France-Amérique : Vous vous êtes rencontrés à Paris le 11 mai 1960 – le jour où Adolf Eichmann était enlevé à Buenos Aires par les agents du Mossad. Cet événement a-t-il inspiré votre lutte commune ?

Serge Klarsfeld : L’enlèvement nous a impressionné, mais ce n’est que plus tard que nous nous sommes engagés. Je me suis rendu en 1965 à Auschwitz-Birkenau, où est mort mon père. C’est là que j’ai compris que j’appartenais à une génération exceptionnelle : j’ai vécu la Shoah et la naissance d’un état juif.

Beate Klarsfeld : En 1966-1967, j’ai pris parti contre l’élection du chancelier Kurt Georg Kiesinger, qui dirigeait la propagande nazie pendant la guerre. Ma réaction a été inspirée par un tract des résistants allemands Hans et Sophie Scholl : « Une fois la guerre finie, il faudra, par souci de l’avenir, châtier durement les coupables pour ôter à quiconque l’envie de recommencer jamais une pareille aventure. » Je n’ai pas réagi par culpabilité parce que je suis allemande, mais par responsabilité morale et historique.

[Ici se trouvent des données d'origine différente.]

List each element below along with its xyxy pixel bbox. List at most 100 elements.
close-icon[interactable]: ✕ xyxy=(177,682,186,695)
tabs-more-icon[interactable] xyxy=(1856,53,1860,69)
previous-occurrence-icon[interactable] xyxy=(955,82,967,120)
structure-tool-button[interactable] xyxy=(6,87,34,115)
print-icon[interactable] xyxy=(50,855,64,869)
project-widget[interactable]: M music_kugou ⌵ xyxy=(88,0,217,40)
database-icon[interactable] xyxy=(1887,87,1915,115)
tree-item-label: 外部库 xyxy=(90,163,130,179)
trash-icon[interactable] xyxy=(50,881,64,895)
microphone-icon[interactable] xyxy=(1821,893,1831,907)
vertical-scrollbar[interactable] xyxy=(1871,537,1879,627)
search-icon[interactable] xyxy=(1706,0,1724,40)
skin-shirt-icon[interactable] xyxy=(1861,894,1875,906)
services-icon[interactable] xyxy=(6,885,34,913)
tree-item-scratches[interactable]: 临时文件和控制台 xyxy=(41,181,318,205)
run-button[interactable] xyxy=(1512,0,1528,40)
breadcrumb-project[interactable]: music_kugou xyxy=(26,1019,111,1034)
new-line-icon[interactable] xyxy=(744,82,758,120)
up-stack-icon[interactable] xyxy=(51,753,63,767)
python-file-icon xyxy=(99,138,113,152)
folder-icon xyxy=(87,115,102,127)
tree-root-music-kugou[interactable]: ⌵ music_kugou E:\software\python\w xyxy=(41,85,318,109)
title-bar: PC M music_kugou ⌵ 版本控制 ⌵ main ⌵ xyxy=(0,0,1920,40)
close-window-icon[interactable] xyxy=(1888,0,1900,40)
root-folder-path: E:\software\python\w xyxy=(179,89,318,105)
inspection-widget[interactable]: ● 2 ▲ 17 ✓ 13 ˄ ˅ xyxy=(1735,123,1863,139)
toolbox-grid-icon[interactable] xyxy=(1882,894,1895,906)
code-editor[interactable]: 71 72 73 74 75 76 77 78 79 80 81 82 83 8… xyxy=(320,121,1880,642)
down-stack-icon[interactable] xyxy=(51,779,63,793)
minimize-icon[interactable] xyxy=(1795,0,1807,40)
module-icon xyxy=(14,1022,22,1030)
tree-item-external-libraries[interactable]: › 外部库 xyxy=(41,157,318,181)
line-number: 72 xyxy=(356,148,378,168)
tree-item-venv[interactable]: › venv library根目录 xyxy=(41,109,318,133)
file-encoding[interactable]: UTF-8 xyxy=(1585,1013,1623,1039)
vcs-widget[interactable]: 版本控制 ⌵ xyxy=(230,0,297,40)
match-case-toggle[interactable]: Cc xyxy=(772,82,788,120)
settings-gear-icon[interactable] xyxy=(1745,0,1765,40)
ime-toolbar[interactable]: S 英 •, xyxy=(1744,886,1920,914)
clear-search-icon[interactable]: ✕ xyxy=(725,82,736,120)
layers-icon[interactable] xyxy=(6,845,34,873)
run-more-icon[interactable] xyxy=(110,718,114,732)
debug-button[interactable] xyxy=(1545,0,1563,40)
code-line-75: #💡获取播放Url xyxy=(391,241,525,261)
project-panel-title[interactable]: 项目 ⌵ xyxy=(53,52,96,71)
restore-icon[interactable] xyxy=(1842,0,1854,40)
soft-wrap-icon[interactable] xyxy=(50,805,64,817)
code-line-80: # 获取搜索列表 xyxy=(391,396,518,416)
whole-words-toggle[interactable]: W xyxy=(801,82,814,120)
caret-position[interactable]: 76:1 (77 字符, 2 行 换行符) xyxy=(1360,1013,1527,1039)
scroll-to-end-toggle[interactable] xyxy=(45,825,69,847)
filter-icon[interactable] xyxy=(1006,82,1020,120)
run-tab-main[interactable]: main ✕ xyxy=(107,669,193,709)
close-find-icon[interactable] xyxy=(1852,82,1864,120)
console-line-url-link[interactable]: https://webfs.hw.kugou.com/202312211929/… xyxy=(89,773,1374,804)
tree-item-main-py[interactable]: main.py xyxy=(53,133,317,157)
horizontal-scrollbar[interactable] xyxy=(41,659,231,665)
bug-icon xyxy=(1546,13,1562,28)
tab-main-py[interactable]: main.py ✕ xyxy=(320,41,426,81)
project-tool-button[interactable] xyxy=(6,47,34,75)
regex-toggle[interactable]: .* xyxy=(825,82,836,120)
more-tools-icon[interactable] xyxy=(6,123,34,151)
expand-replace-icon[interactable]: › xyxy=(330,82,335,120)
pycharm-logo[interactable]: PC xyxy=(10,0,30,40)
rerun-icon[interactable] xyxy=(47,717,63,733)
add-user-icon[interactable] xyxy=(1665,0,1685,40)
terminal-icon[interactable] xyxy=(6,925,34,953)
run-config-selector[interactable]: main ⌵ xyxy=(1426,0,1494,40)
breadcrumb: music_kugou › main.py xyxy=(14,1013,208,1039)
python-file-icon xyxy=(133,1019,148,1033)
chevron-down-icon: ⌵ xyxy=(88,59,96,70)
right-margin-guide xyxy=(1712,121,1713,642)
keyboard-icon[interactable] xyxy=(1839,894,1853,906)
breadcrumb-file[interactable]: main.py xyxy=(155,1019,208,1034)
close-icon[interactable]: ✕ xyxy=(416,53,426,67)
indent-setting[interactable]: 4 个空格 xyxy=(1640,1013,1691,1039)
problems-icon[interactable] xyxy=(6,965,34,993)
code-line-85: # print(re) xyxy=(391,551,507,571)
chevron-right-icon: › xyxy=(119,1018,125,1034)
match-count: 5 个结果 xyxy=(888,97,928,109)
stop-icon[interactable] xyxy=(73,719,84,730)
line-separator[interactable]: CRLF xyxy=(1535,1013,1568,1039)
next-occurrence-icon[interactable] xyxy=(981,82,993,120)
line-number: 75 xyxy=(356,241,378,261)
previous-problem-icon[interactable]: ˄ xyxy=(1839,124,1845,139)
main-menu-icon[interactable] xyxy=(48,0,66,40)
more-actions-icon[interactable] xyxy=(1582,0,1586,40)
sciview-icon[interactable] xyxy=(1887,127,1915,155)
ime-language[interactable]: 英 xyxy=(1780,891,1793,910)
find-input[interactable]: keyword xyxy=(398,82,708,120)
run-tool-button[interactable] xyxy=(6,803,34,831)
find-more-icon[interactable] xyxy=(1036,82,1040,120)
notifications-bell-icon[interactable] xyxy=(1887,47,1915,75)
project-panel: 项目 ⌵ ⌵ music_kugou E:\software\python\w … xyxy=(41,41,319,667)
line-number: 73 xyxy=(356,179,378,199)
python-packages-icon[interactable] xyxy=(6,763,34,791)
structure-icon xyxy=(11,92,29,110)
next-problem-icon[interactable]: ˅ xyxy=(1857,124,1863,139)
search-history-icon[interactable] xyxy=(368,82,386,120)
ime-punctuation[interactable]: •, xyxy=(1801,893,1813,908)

Dans le cadre de vos combats, vous n’hésitez pas à vous grimer, à vous enchaîner, voire même à gifler un politicien. Qu’est-ce qui vous a inspiré ce militantisme à la fois théâtral et irrévérencieux ?

B.K. : Ces actions spectaculaires nous ont permis de triompher là où les tracts et les manifestations ont échoué. En insultant et en giflant Kiesinger pendant une session du parlement, j’ai forcé les Allemand et les médias à s’intéresser à l’affaire et à réagir. Me faire arrêter par la police m’a aussi aidée à alerter l’opinion publique : les autorités ne pouvaient me garder en prison alors que des criminels de guerre étaient en liberté.

Votre lutte a-t-elle reçu le soutien des gouvernements ?

S.K. : Nous étions isolés à l’époque. Nous nous sommes opposé à François Mitterrand au sujet des collaborateurs Maurice Papon et François Bousquet, mais les présidents suivants ont rejoint notre cause. Jacques Chirac a été le premier à dénoncer la fiction d’une France unie face à l’occupant allemand. « La France, ce jour-là, accomplissait l’irréparable », a-t-il déclaré lors de la cérémonie de commémoration de la rafle du Vel d’Hiv, le 16 juillet 1995.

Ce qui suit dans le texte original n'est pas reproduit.